La Giorgia Meloni genuina semmai la vediamo quando interviene nei consessi politici di FdI o degli alleati, in particolare quelli esteri. Per esempio, è stata una vera lezione di retorica fascistoide il suo intervento, svolto alcuni mesi fa, durante una manifestazione del partito post-franchista spagnolo Vox; quando urlando e ringhiando ha proclamato in spagnolo: “Yo soy Giorgia, soy una mujer, soy una madre, soy italiana, soy cristiana!!!”. In queste ultime occasioni persino l’estrema plasticità delle espressioni e le variazioni del tono di voce ricordano la versione femminile dello stile del bisnonno politico, Benito Mussolini. Però quel genere di esibizioni è riservato ai militanti doc del partito e ai gerarchi sotto mentite spoglie (quelli che adorano le armi vere, che custodiscono in casa i busti del Duce e che fanno i saluti romani). Quando appare in contesti pubblici sfodera la versione rassicurante e – checché ne dicano gli oppositori in Parlamento – funziona.
Le parabole politiche di vari partiti negli ultimi decenni, passati da percentuali prodigiose – si pensi a Forza Italia, poi a Pd, M5S e Lega (ora tocca a FdI) – a percentuali dimezzate o peggio, lasciano ipotizzare un tramonto anche per il partito di Meloni? Forse. Sebbene la sua leader sia ancora molto giovane, stare al governo logora chiunque, soprattutto di fronte a un elettorato dimezzato – quasi la metà degli aventi diritto non vota più – che oggi ragiona prevalentemente in modo volatile e non-analitico, seguendo più i ritmi dei social che quelli della riflessione. Tuttavia per ora (e forse ancora per qualche anno) sul piano retorico sta vincendo Giorgia Meloni, a destra e a manca. Chi vuole competere con lei deve, certo, proporre contenuti concreti (cosa che lei abilmente non fa), ma deve riuscire anche a spiegarsi in modo comprensibile. Invece altrove manca quasi del tutto un/una leader con quelle caratteristiche e con quella capacità meloniana di evocare, grazie a un linguaggio comprensibile e intelligentemente emotivo, i sentimenti prima ancora delle idee, trascurando i contenuti per privilegiare gli slogan “piacioni”.

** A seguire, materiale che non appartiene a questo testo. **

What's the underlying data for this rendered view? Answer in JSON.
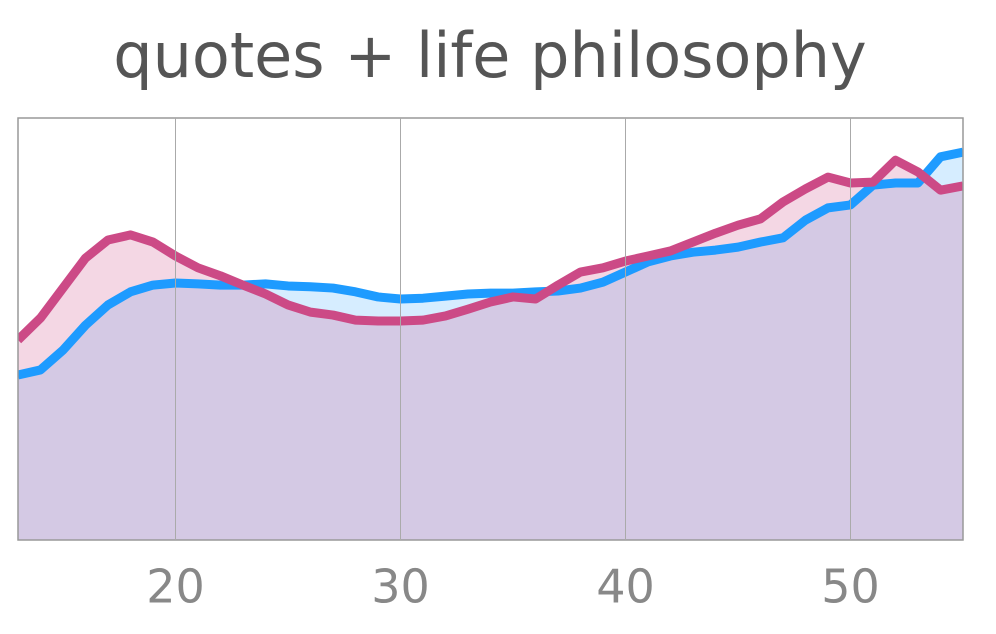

Oggi, soprattutto a sinistra (area in cui per comodità qui voglio includere pure il Movimento 5 Stelle), mancano molti contenuti e manca anche la capacità di comunicare al cosiddetto “popolo” quegli eventuali contenuti. Meloni avrà una marcia in più finché chi si propone come alternativa al suo governo non imparerà di nuovo a convincere la gente in modo comprensibile e, appunto, emotivo, possibilmente senza spacciare le lucciole per lanterne.
Per non parlare del fatto che, pur ipotizzando una eventuale débâcle meloniana (paragonabile a quella di altri partiti precipitati negli ultimi anni dalla cresta dell’onda), vale sempre il noto detto: “Non c’è limite al peggio”. A sinistra (in senso lato) i leader dovrebbero prima fare autocritica per le loro carenze e poi attrezzarsi – politicamente, programmaticamente, dialetticamente e retoricamente – per competere, nelle piazze reali e virtuali, con gli avversari di oggi e con quelli del futuro. E dovrebbero farlo, se possibile, alla svelta.